Bus Evakuasi Warga AS dari Qatar Terlibat Kecelakaan di Gurun Arab Saudi

Sebuah bus yang membawa warga negara Amerika Serikat yang dievakuasi dari Qatar melalui jalur darat mengalami kecelakaan di jalan raya gurun di Arab Saudi pada akhir pekan lalu. Insiden tersebut menyebabkan sejumlah penumpang mengalami cedera, seperti yang dilaporkan oleh The Wall Street Journal.

Seorang penumpang yang mengalami luka-luka mengungkapkan bahwa ia mendapatkan cedera pada bagian kepala dan wajahnya akibat bus tersebut menabrak sebuah truk semi-trailer yang terparkir di sisi jalan. Dalam kecelakaan ini, pengemudi juga terluka parah, dengan kakinya terjepit, sehingga membutuhkan upaya penyelamatan untuk dikeluarkan dari dalam bus.

Kecelakaan itu terjadi pada malam hari, tepatnya tanggal 7 Maret 2026, setelah bus melakukan perjalanan selama sekitar 2,5 jam dari Riyadh, yang merupakan ibu kota Arab Saudi.

Setelah kecelakaan, petugas segera mengawal para warga negara AS ke sebuah tempat peristirahatan.

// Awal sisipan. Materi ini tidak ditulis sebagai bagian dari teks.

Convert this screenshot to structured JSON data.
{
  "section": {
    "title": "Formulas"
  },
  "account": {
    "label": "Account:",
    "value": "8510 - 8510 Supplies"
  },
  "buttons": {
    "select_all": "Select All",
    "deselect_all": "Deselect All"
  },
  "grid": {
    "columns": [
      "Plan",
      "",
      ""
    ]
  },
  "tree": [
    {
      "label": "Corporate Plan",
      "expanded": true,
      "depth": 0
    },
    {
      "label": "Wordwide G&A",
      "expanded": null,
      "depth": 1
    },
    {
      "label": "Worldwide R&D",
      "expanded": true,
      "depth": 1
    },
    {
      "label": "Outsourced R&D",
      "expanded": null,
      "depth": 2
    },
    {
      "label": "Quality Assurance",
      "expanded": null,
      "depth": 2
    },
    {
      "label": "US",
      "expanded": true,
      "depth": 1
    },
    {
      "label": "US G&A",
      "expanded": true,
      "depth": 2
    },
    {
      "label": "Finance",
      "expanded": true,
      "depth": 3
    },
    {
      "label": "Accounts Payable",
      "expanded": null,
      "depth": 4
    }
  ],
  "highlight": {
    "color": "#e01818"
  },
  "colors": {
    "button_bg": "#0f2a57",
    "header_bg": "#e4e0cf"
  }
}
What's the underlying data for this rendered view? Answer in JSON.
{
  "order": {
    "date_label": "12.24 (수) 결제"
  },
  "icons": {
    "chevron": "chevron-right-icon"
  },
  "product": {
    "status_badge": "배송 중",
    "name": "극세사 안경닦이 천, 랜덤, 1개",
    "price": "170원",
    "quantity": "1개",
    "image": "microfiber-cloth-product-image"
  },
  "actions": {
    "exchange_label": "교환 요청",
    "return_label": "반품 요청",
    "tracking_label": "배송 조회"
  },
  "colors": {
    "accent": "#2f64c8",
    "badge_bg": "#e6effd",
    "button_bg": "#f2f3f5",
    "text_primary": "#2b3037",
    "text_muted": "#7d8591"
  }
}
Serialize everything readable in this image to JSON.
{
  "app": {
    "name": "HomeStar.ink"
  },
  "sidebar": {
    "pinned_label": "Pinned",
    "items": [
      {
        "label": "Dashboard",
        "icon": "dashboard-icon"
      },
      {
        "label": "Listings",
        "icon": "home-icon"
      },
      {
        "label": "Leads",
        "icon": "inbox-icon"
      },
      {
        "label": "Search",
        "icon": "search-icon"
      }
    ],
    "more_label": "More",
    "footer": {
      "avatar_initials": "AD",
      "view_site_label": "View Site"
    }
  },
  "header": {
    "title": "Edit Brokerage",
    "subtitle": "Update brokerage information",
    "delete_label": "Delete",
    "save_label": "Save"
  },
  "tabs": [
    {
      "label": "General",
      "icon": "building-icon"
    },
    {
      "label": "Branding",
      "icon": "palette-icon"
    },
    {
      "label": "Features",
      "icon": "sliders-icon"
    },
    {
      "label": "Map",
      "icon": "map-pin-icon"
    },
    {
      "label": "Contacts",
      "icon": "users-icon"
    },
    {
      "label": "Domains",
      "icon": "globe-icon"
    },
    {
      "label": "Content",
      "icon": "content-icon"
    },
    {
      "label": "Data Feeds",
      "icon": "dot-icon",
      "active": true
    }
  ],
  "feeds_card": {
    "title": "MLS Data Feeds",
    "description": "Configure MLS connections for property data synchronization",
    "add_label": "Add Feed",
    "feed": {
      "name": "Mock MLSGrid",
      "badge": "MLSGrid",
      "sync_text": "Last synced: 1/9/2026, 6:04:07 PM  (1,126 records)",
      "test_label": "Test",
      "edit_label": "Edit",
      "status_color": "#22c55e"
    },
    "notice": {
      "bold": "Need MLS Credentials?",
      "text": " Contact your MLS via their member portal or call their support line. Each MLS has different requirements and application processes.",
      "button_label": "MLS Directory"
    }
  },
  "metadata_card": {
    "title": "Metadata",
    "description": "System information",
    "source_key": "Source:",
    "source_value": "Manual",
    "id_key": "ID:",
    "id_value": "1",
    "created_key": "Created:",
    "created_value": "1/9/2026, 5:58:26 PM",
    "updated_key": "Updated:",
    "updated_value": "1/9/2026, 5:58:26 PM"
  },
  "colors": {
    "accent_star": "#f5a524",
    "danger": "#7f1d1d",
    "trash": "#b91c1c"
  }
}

Di lokasi tersebut, mereka dijemput oleh staf Kedutaan Besar AS yang kemudian mengantarkan mereka ke hotel untuk memastikan keselamatan dan kenyamanan mereka.

Sebagian besar penumpang yang dievakuasi dari Qatar kemudian terbang menggunakan pesawat sewaan pada hari Minggu. Beberapa di antara mereka telah berhasil mendarat di tanah air, Amerika Serikat, pada Senin, 9 Maret 2026, menurut laporan yang beredar.

Sejak pecahnya konflik di wilayah tersebut pada 28 Februari, lebih dari 36.000 warga Amerika telah kembali ke rumah mereka dari Timur Tengah. Hal ini diungkapkan oleh Asisten Menteri Luar Negeri AS, Dylan Johnson, pada hari Senin. Dia menambahkan bahwa Departemen Luar Negeri telah melakukan lebih dari dua lusin penerbangan charter untuk mengevakuasi ribuan warga negara AS.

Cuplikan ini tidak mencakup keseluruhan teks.